Why will the consequences be the most severe and apparent for these students? Because they attend schools in transition, schools with young or inexperienced administrators, schools with high teacher dissatisfaction and turnover, schools with too many other high-needs students, schools with inefficient bureaucracies.

Hacker and Dreifus also address the issue of teacher evaluation and accountability, but they don’t discuss why teacher evaluations based on test scores are problematic. Most people understand that while a teacher can have an enormous impact on a student’s learning, that student’s learning and the teacher’s teaching is not necessarily represented accurately in test scores–whether it’s growth in an individual student’s scores or aggregated comparisons of student performance by teacher. On a given day, a student can be ill, upset, agitated, hungry. We all understand minor aberrations and outliers. The problem is also not one of accountability. I have no issue being held accountable for what I do in the classroom on a daily basis.

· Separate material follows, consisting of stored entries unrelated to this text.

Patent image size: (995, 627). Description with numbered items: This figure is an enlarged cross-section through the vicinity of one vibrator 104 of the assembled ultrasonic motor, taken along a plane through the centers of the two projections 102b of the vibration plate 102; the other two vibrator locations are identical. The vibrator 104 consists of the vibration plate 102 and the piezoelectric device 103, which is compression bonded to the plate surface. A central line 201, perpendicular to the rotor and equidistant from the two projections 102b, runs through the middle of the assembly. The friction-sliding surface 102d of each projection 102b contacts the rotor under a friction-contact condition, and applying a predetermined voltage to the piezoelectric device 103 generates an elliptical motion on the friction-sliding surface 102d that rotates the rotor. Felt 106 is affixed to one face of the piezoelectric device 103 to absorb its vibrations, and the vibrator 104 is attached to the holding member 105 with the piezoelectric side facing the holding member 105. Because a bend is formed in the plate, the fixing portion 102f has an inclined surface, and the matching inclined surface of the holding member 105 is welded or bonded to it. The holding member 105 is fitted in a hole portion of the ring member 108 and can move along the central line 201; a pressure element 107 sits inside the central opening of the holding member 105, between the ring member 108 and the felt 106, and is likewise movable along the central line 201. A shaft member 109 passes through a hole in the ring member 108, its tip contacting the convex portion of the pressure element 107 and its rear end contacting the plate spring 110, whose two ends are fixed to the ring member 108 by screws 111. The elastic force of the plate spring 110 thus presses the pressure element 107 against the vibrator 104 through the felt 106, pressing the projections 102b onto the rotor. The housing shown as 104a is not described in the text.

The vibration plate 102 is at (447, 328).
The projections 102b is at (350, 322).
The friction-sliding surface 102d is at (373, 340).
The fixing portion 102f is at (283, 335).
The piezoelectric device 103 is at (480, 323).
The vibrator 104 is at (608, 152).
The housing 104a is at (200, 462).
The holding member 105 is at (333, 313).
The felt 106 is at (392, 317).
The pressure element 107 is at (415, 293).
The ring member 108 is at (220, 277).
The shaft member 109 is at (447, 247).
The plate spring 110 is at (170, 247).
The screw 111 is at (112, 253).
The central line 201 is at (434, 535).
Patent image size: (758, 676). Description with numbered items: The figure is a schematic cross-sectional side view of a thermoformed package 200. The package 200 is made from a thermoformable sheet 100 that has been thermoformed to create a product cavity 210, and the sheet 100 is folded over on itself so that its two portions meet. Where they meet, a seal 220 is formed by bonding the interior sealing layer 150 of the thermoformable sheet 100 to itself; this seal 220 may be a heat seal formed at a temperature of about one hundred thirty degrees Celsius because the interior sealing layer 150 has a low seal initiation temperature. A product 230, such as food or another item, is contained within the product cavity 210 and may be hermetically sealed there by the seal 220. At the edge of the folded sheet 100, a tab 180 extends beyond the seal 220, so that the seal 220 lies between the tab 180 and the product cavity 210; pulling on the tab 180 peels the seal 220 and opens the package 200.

Rather, the problem is two-fold: standardized tests measure many things over which I have little to no control, and evaluations ignore the “backstage” work of being a teacher. That’s the work of always trying to learn a new app or program, re-arranging the classroom to support student needs, completing paperwork for students with IEPs and 504 Plans, emailing and calling parents, creating bulletin boards, assigning grades, rationalizing grades, doling out comments, seeking creative ideas on Twitter, following education news, grading (seemingly) incessantly, updating Dropbox regularly with new and improved materials, collaborating with colleagues, educating students about the non-cognitive skills that will have more effect on their success than their test scores, and teaching with genuine enthusiasm and passion. Measure that, please.

And even if we were able to quantify a single teacher’s impact over the course of a school year, would that be adequate? What about all the ways that a teacher’s effects persist over time? My students may not be able to analyze an allegory this year, but because they know what one is this year, they may be able to analyze one next year. Consider all the non-cognitive skills that we teach, too — effort, curiosity, optimism, integrity, resilience. Some of these might not become manifest for years. Effective teaching, a vague and undefinable term, can’t be measured with a single test, or even in a single year.

Until the testing craze stops, schools are going to be more concerned with PR than with learning. Scores elide nuance and hide the truth. Tests teach students that scores matter more than work ethic, passion, or collaboration. What do we really want to teach our children?